In short, national cap-and-trade systems would be nearly impossible to harmonize globally because different countries are likely to enact cap-and-trade systems with differing features that when linked would tend to defeat or de-stabilize each other. On the other hand, harmonization of domestic carbon taxes using border adjustments is a familiar and straightforward process for international trade and tax law experts under WTO.
Political Feasiblity: Gore also lamented that “our political system has special difficulty considering a carbon tax even if it is revenue neutral.” He has a point. After decades of anti-tax propaganda from the likes of Grover Norquist, Congress is understandably inclined to hide carbon pricing under a name like “cap-and-trade.” But when that first cap-and-trade price spike hits a public that was sold cap-and-trade as the un-tax, won’t its superficial naming advantage evaporate like morning dew?

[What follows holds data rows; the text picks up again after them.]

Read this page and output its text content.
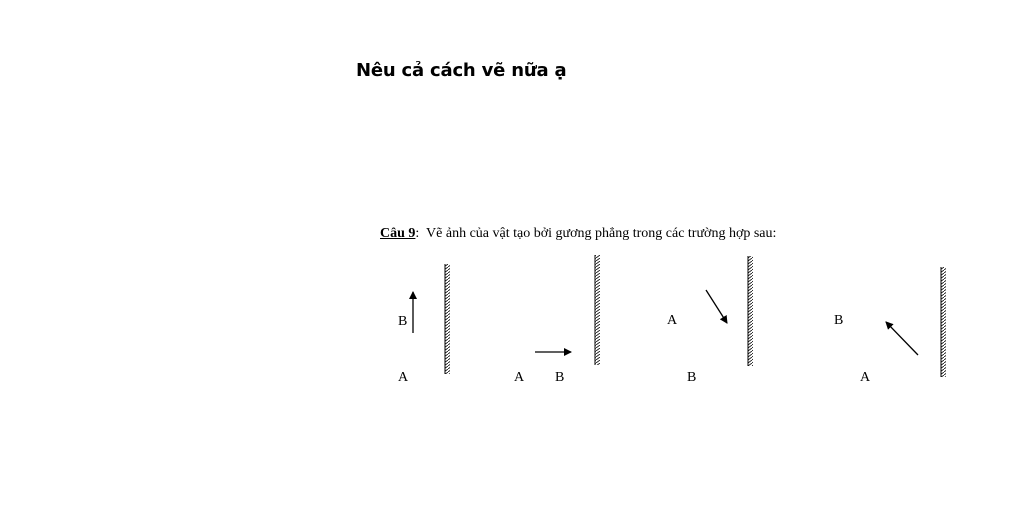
Nêu cả cách vẽ nữa ạ
Câu 9: Vẽ ảnh của vật tạo bởi gương phẳng trong các trường hợp sau:
B
A	A B
A
B
B
A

Will “cap-and-trade” still sound better than “revenue-neutral carbon tax” when we’re stuck with a slow, complex, costly and ineffective system?
Moreover, unlike cap-and-trade, a national carbon tax is showing signs of bipartisan support. One reason is that a carbon tax dispenses with the protracted drafting and wrangling inherent in cap-and-trade. British Columbia implemented its carbon tax in five months.
Cap-and-trade is “also essential”: Perhaps to newly-unemployed derivatives traders. But not for the rest of us. The Larson bill assures specific emissions reductions (as surely as with any other system) without the inherent problems of trading carbon derivatives. The bill automatically bumps up the carbon tax rate if emissions stray from an EPA-certified path to cut emissions by 80% from 2005 levels in 2050.
Yes, we can imagine, and yes, we must enact, a harmonized global carbon tax system. Al Gore and Jim Hansen persistently warn us: curbing the menace of uncontrolled climate change requires aggressive world-wide incentives to usher in efficiency and renewables. Price transparency and incentives for other nations to enact carbon taxes are crucial.
Rep. Larson has defied the naysayers; he has put the “t” word back on the table. Not a moment too soon.